The three-platform system also solves the cumbersome problem of submersible vehicle recovery. Surfacing AUVs can be difficult to locate especially in rough seas [16]. When surfaced, most AUVs are barely above the water

and can only be seen when operators are within several miles. If the AUV surfaces in the wrong location, such as underneath a ship or iceberg, the vessel could be damaged or even lost. Using the ROV to connect to the AUV, the AUV could be reeled out of the water, which would simplify recovery and safeguard the submersible. Docking underwater is advantageous because the ocean is much calmer beneath the surface. Engineers have designed a system that uses an ASV-dragged, drogue-based mechanism to recover the AUV [17]. A drogue-based recovery system also benefits from the calm conditions of underwater docking. However, because the ASV must pull the drogue to maintain depth, the method is not effective in areas that may restrict vessel maneuverability, such as narrow channels or deep crevices.

In addition to wireless communications, the ASV also provides controllable mobility. Engineers designed a similar idea in using ROVs with AUVs that involved a buoy launched from an aircraft that used a tethered ROV [18]. The ROV from the buoy would dive to the desired depth and attach with another submersible. However, the buoy system was subject to any ocean currents or winds.

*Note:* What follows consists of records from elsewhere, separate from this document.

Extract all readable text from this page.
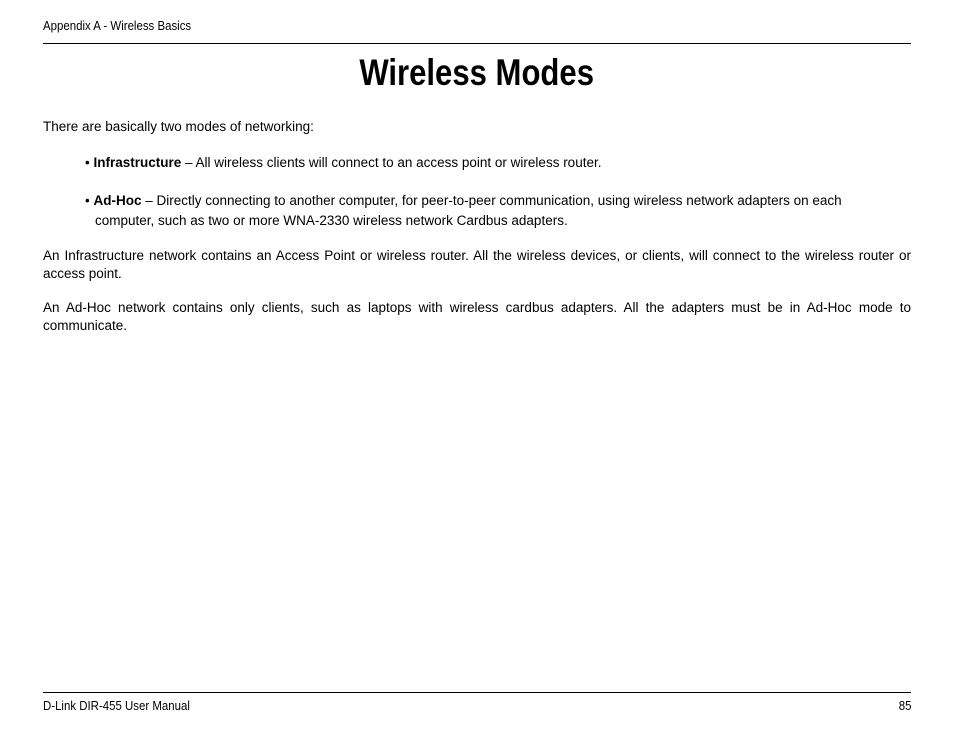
Appendix A - Wireless Basics
Wireless Modes

There are basically two modes of networking:

• Infrastructure – All wireless clients will connect to an access point or wireless router.

• Ad-Hoc – Directly connecting to another computer, for peer-to-peer communication, using wireless network adapters on each computer, such as two or more WNA-2330 wireless network Cardbus adapters.

An Infrastructure network contains an Access Point or wireless router. All the wireless devices, or clients, will connect to the wireless router or access point.

An Ad-Hoc network contains only clients, such as laptops with wireless cardbus adapters. All the adapters must be in Ad-Hoc mode to communicate.

D-Link DIR-455 User Manual	85
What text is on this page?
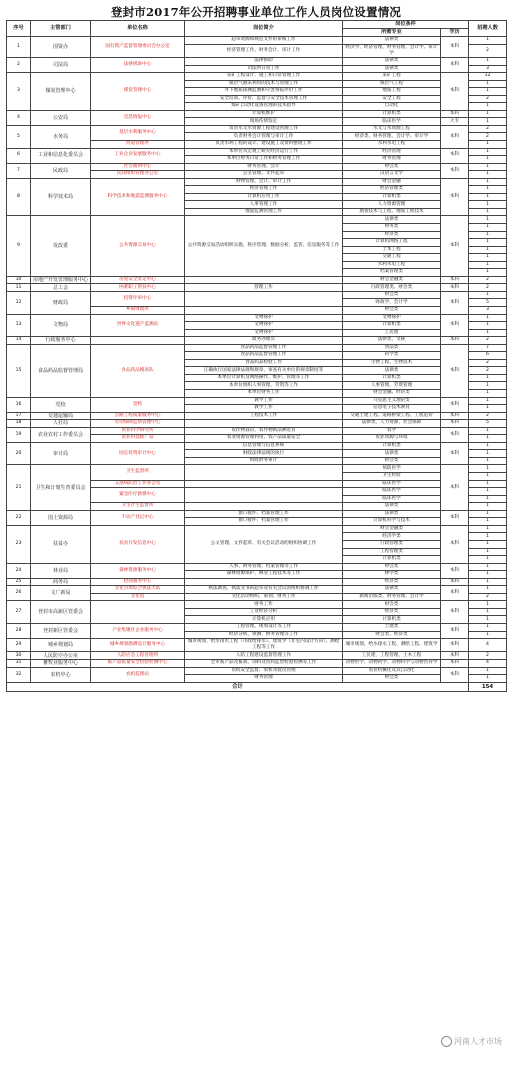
登封市2017年公开招聘事业单位工作人员岗位设置情况
序号	主管部门	单位名称	岗位简介	岗位条件		招聘人数
				所需专业	学历	
1	国资办	国有资产监督管理委员会办公室	起草资源和规范文件的审核工作	法律类	本科	1
			经济管理工作、财务会计、审计工作	经济学、经济管理、财务管理、会计学、审计学		2
2	司法局	法律援助中心	法律援助	法律类	本科	1
			司法所日常工作	法律类		3
3	煤炭管理中心	煤炭管理中心	采矿工程设计、施工和日常管理工作	采矿工程	本科	12
			煤层气抽采利用的技术与管理工作	煤层气工程		1
			井下地质探测监测和灾害预报评价工作	地质工程		1
			安全培训、评价、监督与安全技术管理工作	安全工程		2
			煤矿自动化设备管理的技术指导	自动化		1
4	公安局	反恐情报中心	计算机维护	计算机类	本科	1
			现场伤情鉴定	临床医学	大专	1
5	水务局	基层水利服务中心	负责水文水资源工程建设管理工作	水文与水资源工程	本科	2
			负责财务会计管理与审计工作	经济类、财务管理、会计学、审计学		2
		河道管理所	负责水利工程的设计、建设施工及资料整理工作	水利水电工程		1
6	工业和信息化委员会	工业企业发展服务中心	本单位从宏观上研究经济运行工作	经济管理	本科	1
			本单位财务日常工作和财务管理工作	财务管理		1
7	民政局	社会福利中心	财务管理、会计	财会类	本科	1
		民间组织管理办公室	公文管理、文件起草	汉语言文学		1
8	科学技术局	科学技术和地震监测服务中心	财物管理、会计、审计工作	财会金融	本科	1
			经济管理工作	经济管理类		1
			计算机应用工作	计算机类		1
			人事管理工作	人力资源管理		1
			地震监测管理工作	勘查技术与工程、地质工程技术		1
9	发改委	公共资源交易中心	公共资源交易活动组织实施、秩序管理、数据分析、监管、信息服务等工作	法律类	本科	1
				财务类		1
				经济类		1
				计算机网络工程		1
				土木工程		1
				交通工程		1
				水利水电工程		1
				档案管理类		1
10	房地产开发管理服务中心	房屋安全鉴定中心		财会金融类	本科	2
11	总工会	困难职工帮扶中心	管理工作	行政管理类、财会类	本科	2
12	财政局	投资评审中心		财会类	本科	1
				财政学、会计学		5
		乡镇财政所		财会类		3
13	文物局	世界文化遗产监测站	文物保护	文物保护	本科	1
			文物保护	计算机类		1
			文物保护	工民建		1
14	行政服务中心		政务办理员	法律类、文秘	本科	2
15	食品药品监督管理局	食品药品稽查队	食品药品监督管理工作	食品类	本科	7
			食品药品监督管理工作	药学类		6
			食品药品检验工作	生物工程、生物技术		2
			正确执行国家法律法规和规章，审查有关单位的规章制度等	法律类		2
			本单位计算机及网络操作、维护、管理等工作	计算机类		1
			本单位组织人事管理、劳资等工作	人事管理、劳资管理		1
			本单位财务工作	财会金融、经济类		1
16	党校	党校	教学工作	马克思主义理论类	本科	1
			教学工作	信息电子技术教育		1
17	交通运输局	公路工程质量服务中心	工程技术工作	交通土建工程、道路桥梁工程、工程造价	本科	2
18	人社局	劳动保障监察管理中心		法律类、人力资源、社会保障	本科	5
19	农业农村工作委员会	农业科学研究所	农作物栽培、农作物新品种选育	农学	本科	1
		农业科技推广站	农业资源管理利用、农产品质量安全	农业资源与环境		1
20	审计局	固定投资审计中心	信息管理与信息系统	计算机类	本科	1
			财政法律法规的执行	法律类		1
			财政财务审计	财会类		1
21	卫生和计划生育委员会	卫生监督所		预防医学	本科	1
				卫生检验		1
		艾滋病防治工作办公室		临床医学		1
		紧急医疗救援中心		临床医学		1
				临床医学		1
		卫生计生监督所		法律类		1
22	国土资源局	不动产登记中心	窗口接件、档案管理工作	法律类	本科	1
			窗口接件、档案管理工作	计算机科学与技术		1
23	扶贫办	扶贫开发信息中心	公文管理、文件起草、有关会议活动的组织协调工作	财会金融类	本科	1
				经济学类		1
				行政管理类		1
				工程管理类		1
				计算机类		1
24	林业局	森林资源服务中心	人事、财务管理、档案管理等工作	财会类	本科	1
			森林资源保护、林业工程技术等工作	林学类		1
25	商务局	招商服务中心		经济类	本科	1
26	文广新局	文化市场综合执法大队	执法调查、执法文书的起草及有关会议的组织协调工作	法律类	本科	1
		文化馆	文化活动组织、策划；财务工作	新闻出版类、财务管理、会计学		2
27	登封市高新区管委会		财务工作	财会类	本科	1
			工业经济分析	经济类		1
			计算机应用	计算机类		1
28	登封新区管委会	产业集聚区企业服务中心	工程管理、规划设计等工作	土建类	本科	1
			经济分析、预测、财务管理等工作	财会类、经济类		1
29	城乡规划局	城乡规划勘测设计服务中心	城市规划、给水排水工程（市政给排水）、建筑学（非室内设计方向）、测绘工程等工作	城市规划、给水排水工程、测绘工程、建筑学	本科	4
30	人民防空办公室	人防应急工程管理所	人防工程建设监督管理工作	工民建、工程管理、土木工程	本科	2
31	畜牧业服务中心	畜产品质量安全检验检测中心	全市畜产品及畜禽、饲料及兽药监督检验检测等工作	动物医学、动物药学、动物科学与动物营养学	本科	4
32	农机中心	农机监理站	农机安全监督、农机驾驶员管理	农业机械化及其自动化	本科	1
			财务管理	财会类		1
合计						154
河南人才市场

The buoy was unable to maintain position and would pull the ROV away from the operating area.

Using a different approach, much research has explored the development of anchored buoys that provide docking mechanisms, data transfer, and even charging [19] [20] [21] [22]. However, these buoys are fixed and would be very difficult to implement in deep waters. If the AUV operations began to move away from the anchored buoy, the increased time required to travel between the AUV and buoy would eventually negate the benefits of underwater recovery. The anchored system had a limited operating depth. In very deep water, the cable length required to keep the buoy anchored would be prohibitive.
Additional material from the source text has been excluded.